Harvard is now weighing in on whether Harvard President Claudine Gay will be keeping her job after she and two other Ivy League presidents made disastrous comments about the handling of antisemitism at their schools. The presidents including Gay said that calling for genocide wouldn’t necessarily be against the code of conduct and that it would depend on the context when questioned by Rep. Elise Stefanik (R-NY). This is in the context of anti-Israel protests and “From the river to the sea!” calls on college campuses for the elimination of the Jewish state.
That caused a huge backlash with calls for the three presidents to get the boot. UPenn President Liz Magill resigned after losing a donor who pulled out $100 million.

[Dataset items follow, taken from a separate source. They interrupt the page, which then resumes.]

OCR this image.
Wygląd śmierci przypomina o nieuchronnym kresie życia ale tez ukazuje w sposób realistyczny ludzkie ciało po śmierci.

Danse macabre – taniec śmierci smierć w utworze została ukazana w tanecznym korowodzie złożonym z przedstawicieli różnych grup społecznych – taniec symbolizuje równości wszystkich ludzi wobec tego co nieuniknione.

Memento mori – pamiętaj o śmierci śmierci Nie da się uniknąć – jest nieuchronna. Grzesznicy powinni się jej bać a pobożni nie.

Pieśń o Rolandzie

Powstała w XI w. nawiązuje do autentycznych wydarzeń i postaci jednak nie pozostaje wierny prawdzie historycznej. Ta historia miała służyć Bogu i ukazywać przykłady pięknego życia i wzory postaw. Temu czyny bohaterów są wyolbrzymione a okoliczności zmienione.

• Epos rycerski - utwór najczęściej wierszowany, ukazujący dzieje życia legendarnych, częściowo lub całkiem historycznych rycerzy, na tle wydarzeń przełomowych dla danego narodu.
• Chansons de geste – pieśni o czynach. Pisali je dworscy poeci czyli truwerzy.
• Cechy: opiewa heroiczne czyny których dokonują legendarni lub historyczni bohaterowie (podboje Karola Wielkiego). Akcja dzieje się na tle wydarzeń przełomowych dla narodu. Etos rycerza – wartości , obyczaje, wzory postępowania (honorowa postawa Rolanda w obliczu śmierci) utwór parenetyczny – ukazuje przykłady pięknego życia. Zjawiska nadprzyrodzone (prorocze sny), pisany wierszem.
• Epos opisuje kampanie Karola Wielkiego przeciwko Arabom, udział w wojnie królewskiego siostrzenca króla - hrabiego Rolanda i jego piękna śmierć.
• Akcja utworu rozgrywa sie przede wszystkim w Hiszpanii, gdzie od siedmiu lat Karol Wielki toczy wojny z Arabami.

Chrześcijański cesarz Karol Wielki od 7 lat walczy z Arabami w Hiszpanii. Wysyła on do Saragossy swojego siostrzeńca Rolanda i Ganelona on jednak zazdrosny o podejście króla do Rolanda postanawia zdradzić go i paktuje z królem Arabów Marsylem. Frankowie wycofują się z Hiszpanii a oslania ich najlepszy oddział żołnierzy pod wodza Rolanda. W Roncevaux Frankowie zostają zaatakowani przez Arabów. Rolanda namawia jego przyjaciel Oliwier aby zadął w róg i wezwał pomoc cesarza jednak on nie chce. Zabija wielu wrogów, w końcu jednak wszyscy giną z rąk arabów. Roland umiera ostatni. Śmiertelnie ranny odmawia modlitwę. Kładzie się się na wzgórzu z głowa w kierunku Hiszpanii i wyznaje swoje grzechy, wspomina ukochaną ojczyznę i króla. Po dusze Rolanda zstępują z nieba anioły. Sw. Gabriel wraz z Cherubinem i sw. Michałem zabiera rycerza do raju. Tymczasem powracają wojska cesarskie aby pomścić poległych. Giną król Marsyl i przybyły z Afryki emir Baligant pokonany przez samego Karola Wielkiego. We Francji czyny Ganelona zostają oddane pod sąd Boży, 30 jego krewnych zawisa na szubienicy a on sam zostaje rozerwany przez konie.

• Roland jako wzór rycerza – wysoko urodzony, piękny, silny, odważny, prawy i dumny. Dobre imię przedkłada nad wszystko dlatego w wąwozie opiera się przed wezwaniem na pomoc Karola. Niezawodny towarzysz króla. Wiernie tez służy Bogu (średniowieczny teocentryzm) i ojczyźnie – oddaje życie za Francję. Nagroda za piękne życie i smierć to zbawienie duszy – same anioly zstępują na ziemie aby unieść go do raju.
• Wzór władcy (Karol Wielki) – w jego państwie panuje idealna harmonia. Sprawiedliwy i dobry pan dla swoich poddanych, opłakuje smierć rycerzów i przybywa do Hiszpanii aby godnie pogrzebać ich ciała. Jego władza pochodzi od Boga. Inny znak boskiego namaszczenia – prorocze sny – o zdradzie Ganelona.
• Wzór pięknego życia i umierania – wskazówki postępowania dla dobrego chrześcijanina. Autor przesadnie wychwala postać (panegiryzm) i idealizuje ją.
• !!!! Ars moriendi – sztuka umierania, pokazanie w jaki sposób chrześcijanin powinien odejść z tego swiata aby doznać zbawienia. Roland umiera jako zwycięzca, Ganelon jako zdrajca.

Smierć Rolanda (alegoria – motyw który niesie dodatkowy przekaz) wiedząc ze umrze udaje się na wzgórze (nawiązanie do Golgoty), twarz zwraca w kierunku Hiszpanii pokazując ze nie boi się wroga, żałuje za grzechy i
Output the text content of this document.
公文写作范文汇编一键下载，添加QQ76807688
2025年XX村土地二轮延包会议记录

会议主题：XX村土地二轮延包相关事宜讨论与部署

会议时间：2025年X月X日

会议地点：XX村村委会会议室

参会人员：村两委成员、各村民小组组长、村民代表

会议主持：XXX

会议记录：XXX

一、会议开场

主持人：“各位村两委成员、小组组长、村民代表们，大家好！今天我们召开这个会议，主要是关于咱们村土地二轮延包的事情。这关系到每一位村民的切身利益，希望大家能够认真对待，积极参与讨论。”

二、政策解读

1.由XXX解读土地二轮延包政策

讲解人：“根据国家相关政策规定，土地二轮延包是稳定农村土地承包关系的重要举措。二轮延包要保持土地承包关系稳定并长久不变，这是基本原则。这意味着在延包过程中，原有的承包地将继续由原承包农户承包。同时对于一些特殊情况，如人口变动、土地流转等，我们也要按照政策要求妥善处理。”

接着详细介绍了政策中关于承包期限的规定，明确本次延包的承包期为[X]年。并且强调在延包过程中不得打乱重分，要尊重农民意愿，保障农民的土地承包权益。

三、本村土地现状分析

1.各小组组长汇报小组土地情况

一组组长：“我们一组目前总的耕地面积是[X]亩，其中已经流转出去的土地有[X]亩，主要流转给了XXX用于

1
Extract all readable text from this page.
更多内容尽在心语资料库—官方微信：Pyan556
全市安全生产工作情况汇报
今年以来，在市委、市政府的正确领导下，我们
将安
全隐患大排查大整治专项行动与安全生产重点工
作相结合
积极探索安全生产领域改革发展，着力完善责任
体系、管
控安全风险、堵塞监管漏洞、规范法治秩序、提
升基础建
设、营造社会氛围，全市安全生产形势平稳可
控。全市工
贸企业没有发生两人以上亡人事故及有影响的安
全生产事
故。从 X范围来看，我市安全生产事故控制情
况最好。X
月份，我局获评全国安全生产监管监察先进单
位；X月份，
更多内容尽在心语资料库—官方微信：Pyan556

But it looks like Harvard is shameless and is standing by Gay, at least for now. After meeting all night with Gay and university leaders, the Harvard Corporation governing body told the Harvard Crimson that she would be staying.
“As members of the Harvard Corporation, we today reaffirm our support for President Gay’s continued leadership of Harvard University. Our extensive deliberations affirm our confidence that President Gay is the right leader to help our community heal and to address the very serious societal issues we are facing,” the group said in a statement.
It acknowledged that the university should have released an “immediate, direct and unequivocal condemnation” of Hamas’ terror attack on Oct. 7, noting “Calls for genocide are despicable and contrary to fundamental human values” — in apparent contrast to Gay’s testimony last week.
“President Gay has apologized for how she handled her congressional testimony and has committed to redoubling the university’s fight against antisemitism,” the group wrote.
If that wasn’t shameless enough, they’re doing that knowing about at least some of the plagiarism accusations on which we’ve also reported, which violates their academic integrity policies, As we reported, there were dozens of examples according to the report.
The Free Beacon worked with nearly a dozen scholars to analyze 29 potential cases of plagiarism. Most of them said that Gay had violated a core principle of academic integrity as well as Harvard’s own anti-plagiarism policies, which state that “it’s not enough to change a few words here and there.”
The Harvard Corporation said they had looked into the charges and dismissed it as a “few instances of inadequate citation.”
Harvard Board emails all alumni and says President Gay’s plagiarism isn’t a violation of Harvard standards.— Richard Grenell (@RichardGrenell) December 12, 2023
“On December 9, the Fellows reviewed the results, which revealed a few instances of inadequate citation. While the analysis found no violation of Harvard’s…
JUST IN – Harvard board "unanimously stand in support" of Claudine Gay. pic.twitter.com/J7R5OdGrpt— Disclose.tv (@disclosetv) December 12, 2023
“While the analysis found no violation of Harvard’s standards for research misconduct, President Gay is proactively requesting four corrections in two articles to insert citations and quotation marks that were omitted from the original publications.”
Still, the fellows said, “In this tumultuous and difficult time, we unanimously stand in support of President Gay.
“President Gay is the right leader to guide the University during this challenging time,” they said. They also described her as “thoughtful and kind.” They said that her apology for her Congressional testimony was “a powerful demonstration of her integrity, determination and courage.”
I’m not sure that that’s how many people would consider it.
Billionaire hedge fund manager Bill Ackman who has been leading a charge against antisemitism at colleges, said he was told by two reporters that the decision was in part because they didn’t want to appear to kowtow to him. “So much for ‘Veritas,’” he said, referring to the Latin word for “truth” that is part of Harvard’s motto.
Ackman said he was aware of the $1 billion that Harvard has already lost because of this incident from donors. But that seemingly isn’t enough yet to make Harvard do the right thing.